Current coagulation instruments apply many of the clot detection principles of these early analytical systems. They either observe for the clot formation (optical, nephelometric devices) or they detect the clot by “feel” (mechanical, viscosity-based devices). Although the principles remain the same, the instruments have been enhanced to eliminate variations in pipetting and end-point detection. They also allow multiple analyses to be performed simultaneously on a single specimen.⁴

Clot End-Point Detection Principles

Coagulometers are automated or semiautomated. Semiautomated coagulometers require the operator to deliver test plasma and reagents manually to the reaction cuvette and limit testing to one or two specimens at a time. They are relatively inexpensive, but their use requires considerable operator expertise.

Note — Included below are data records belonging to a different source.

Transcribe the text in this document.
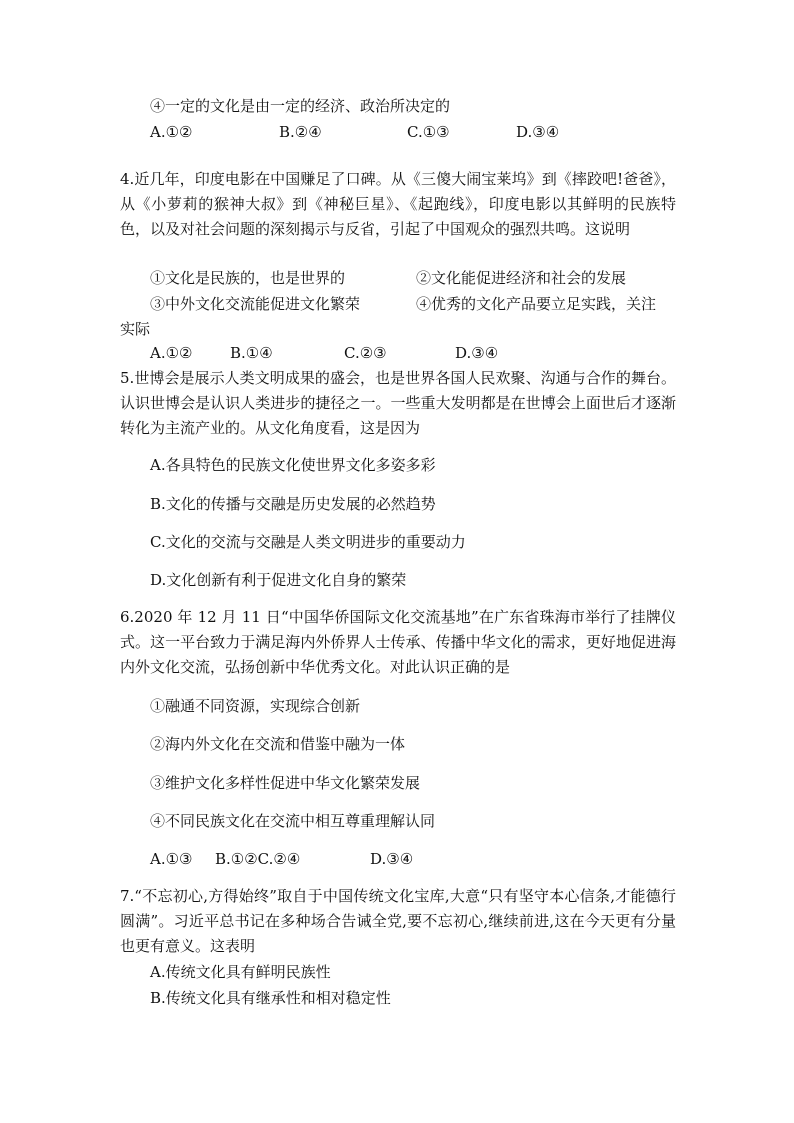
④一定的文化是由一定的经济、政治所决定的
A.①②	B.②④	C.①③	D.③④
4.近几年，印度电影在中国赚足了口碑。从《三傻大闹宝莱坞》到《摔跤吧!爸爸》，从《小萝莉的猴神大叔》到《神秘巨星》、《起跑线》，印度电影以其鲜明的民族特色，以及对社会问题的深刻揭示与反省，引起了中国观众的强烈共鸣。这说明
①文化是民族的，也是世界的	②文化能促进经济和社会的发展
③中外文化交流能促进文化繁荣	④优秀的文化产品要立足实践，关注
实际
A.①②	B.①④	C.②③	D.③④
5.世博会是展示人类文明成果的盛会，也是世界各国人民欢聚、沟通与合作的舞台。认识世博会是认识人类进步的捷径之一。一些重大发明都是在世博会上面世后才逐渐转化为主流产业的。从文化角度看，这是因为
A.各具特色的民族文化使世界文化多姿多彩
B.文化的传播与交融是历史发展的必然趋势
C.文化的交流与交融是人类文明进步的重要动力
D.文化创新有利于促进文化自身的繁荣
6.2020 年 12 月 11 日“中国华侨国际文化交流基地”在广东省珠海市举行了挂牌仪式。这一平台致力于满足海内外侨界人士传承、传播中华文化的需求，更好地促进海内外文化交流，弘扬创新中华优秀文化。对此认识正确的是
①融通不同资源，实现综合创新
②海内外文化在交流和借鉴中融为一体
③维护文化多样性促进中华文化繁荣发展
④不同民族文化在交流中相互尊重理解认同
A.①③ B.①②C.②④	D.③④
7.“不忘初心,方得始终”取自于中国传统文化宝库,大意“只有坚守本心信条,才能德行圆满”。习近平总书记在多种场合告诫全党,要不忘初心,继续前进,这在今天更有分量也更有意义。这表明
A.传统文化具有鲜明民族性
B.传统文化具有继承性和相对稳定性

Fully automated analyzers provide pipetting systems that automatically transfer reagents and test plasma to reaction vessels and measure the end point without operator intervention (Table 47-1). Multiple specimens can be tested simultaneously. Automated coagulometers are expensive, and laboratory staff require specialized training to operate and maintain them. Regardless of technology, all semiautomated and automated analyzers offer better coagulation testing accuracy and precision than visual methods.

TABLE 47-1

Levels of Coagulation Automation

Level	Description	Examples
Manual	All reagents and specimens are transferred manually by the operator. Temperature is maintained by a water bath or heat block; external measurement by operator may be required. End point is determined visually by the operator. Timer is initiated and stopped by the operator.	Tilt tube Wire loop
Semiautomated	All reagents and specimens are transferred manually by the operator. Instrument usually contains a device for maintaining constant 37° C temperature. Analyzer may internally monitor temperature. Instrument has mechanism to initiate timing device automatically on addition of final reagent and mechanism for detecting clot formation and stopping the timer.	Fibrometer STart 4 Cascade M-4 Cascade-M BFT-II KC1 KC4
Automated	All reagents are automatically pipetted by the instrument. Specimens may or may not be automatically pipetted. Analyzer contains monitoring devices and internal mechanism to maintain and monitor constant 37° C temperature throughout testing sequence. Timers are initiated and clot formation is detected automatically.	CoaLab STA-R Evolution STA Compact and Compact CT Sysmex CA-CA-530, CA-560, CA-1500, CA-7000 BCS XP

Instrument methodologies are classified into five groups based on the end-point detection principle:

• Mechanical

• Photo-optical (turbidometric)

• Nephelometric

• Chromogenic (amidolytic)

• Immunologic

Historically, coagulation instruments were limited to a single type of end-point detection system each, mechanical or photo-optical. Photo-optical instruments operated at a fixed wavelength between 500 nm and 600 nm and could be used only for clot detection. Later instruments could also read at 405 nm to perform chromogenic assays. Although this change made it possible to automate advanced coagulation protocols, it required laboratories to purchase and train staff on multiple analyzers if they wanted to offer the wider range of coagulation testing capabilities. Since 1990, instrument manufacturers have successfully incorporated multiple detection methods into single analyzers, which allows a laboratory to purchase and train on only one instrument while still providing specialized testing capabilities implemented by multiple operators.⁴

Nephelometry was first applied to immunoassay. As antigen-antibody complexes (immune complexes) precipitate, the resulting turbidity scatters incident light.⁶ In reactions in which the immune complexes are known to be too small for detection, the antibodies are first attached to microlatex particles. In coagulation, coagulation factor immunoassays employ specific factor antibodies bound to latex particles. Nephelometry provides a quantitative, but not functional, assay of coagulation factors. Nephelometry is often employed in complex automated coagulometers because it allows both clot-based assay and immunoassay. Nephelometry-style analyzers can be used to produce high-volume multiple-assay coagulation profiles.